Le document ci-dessous est un condensé de renseignements historiques et philologiques sur cette interpolation pseudo-johannique des trois témoins célestes en 1 Jean 5:6-8. Il y est démontré, des façon très convaincante (à mon humble avis) que cette variante textuelle − quoique très mignonne – ne fait absolument pas partie du texte scripturaire authentique inspiré de la Première Épître de l’apôtre Jean fils de Zébédée. (Notez que la variante sous étude ne s’insère que dans les v. 7 & 8, mais l’inclusion du v. 6 dans la délimitation de ce lieu-variant est hautement pertinente car la formulation du v. 6 in fine dans la Vulgate confirme l’origine latine de cette insertion.)

Ce document est aussi accessible sur Calaméo et sur Issuu, ou en téléchargement direct ici.

Ce tableau fournit quelques renseignements supplémentaires sur les manuscrits néotestamentaires grecs attestant (de façon très médiocre) l’addition non-johannique en 1 Jean 5:6-8 :

Tableau des manuscrits grecs de 1 Jean 5:6-8 invoqués à l’appui de l’addition non-johannique des trois témoins célestes

La source du tableau-lui-même (pré-annotation) est Restitutio.org, mais l’auteur de ce site n’a que reproduit et formaté les informations venant de l’ouvrage de référence de Bruce Metzger et al., The Text of the New Testament, 4ème éd., Oxford University Press, 2005, p. 146-148. Les informations des annotations faites à la main proviennent de ces sources :

  • Bruce Metzger, Textual Commentary on the Greek New Testament, Alliance Biblique Universelle, 1971, p. 715-717.
  • Philip Comfort, New Testament Text and Translation Commentary, Tyndale House Publishers, 2008, p. 784-785.
  • Daniel Wallace et al., The Holy Bible : New English Translation (NET) – Full Notes Edition, Biblical Studies Press, 2019, p. 2342-2343.
  • De multiples articles des blogues Evangelical Textual Criticism et The Text of the Gospels, ainsi que du Center for the Study of New Testament Manuscripts (CSNTM).

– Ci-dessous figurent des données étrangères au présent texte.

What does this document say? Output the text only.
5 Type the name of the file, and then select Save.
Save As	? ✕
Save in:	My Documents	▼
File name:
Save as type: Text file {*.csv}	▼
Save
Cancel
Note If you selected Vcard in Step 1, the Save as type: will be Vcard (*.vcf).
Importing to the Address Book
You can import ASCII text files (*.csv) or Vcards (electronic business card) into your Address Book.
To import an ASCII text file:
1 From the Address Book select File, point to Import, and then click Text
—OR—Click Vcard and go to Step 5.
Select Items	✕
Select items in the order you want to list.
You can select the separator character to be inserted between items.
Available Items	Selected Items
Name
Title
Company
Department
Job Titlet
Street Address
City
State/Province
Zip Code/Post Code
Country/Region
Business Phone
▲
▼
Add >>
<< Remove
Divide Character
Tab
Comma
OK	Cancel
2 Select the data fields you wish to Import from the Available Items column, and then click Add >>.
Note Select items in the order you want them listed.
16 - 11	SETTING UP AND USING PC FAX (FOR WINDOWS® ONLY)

À noter qu’en langue française, la source la plus pointue, rigoureuse et exhaustive sur cette controverse textuelle précise est le tome 5 de l’Introduction à la critique textuelle du Nouveau Testament de Paulin Martin (source qui est toutefois ardue à consulter vu son emploi d’un lettrage imitant l’écriture cursive à la main).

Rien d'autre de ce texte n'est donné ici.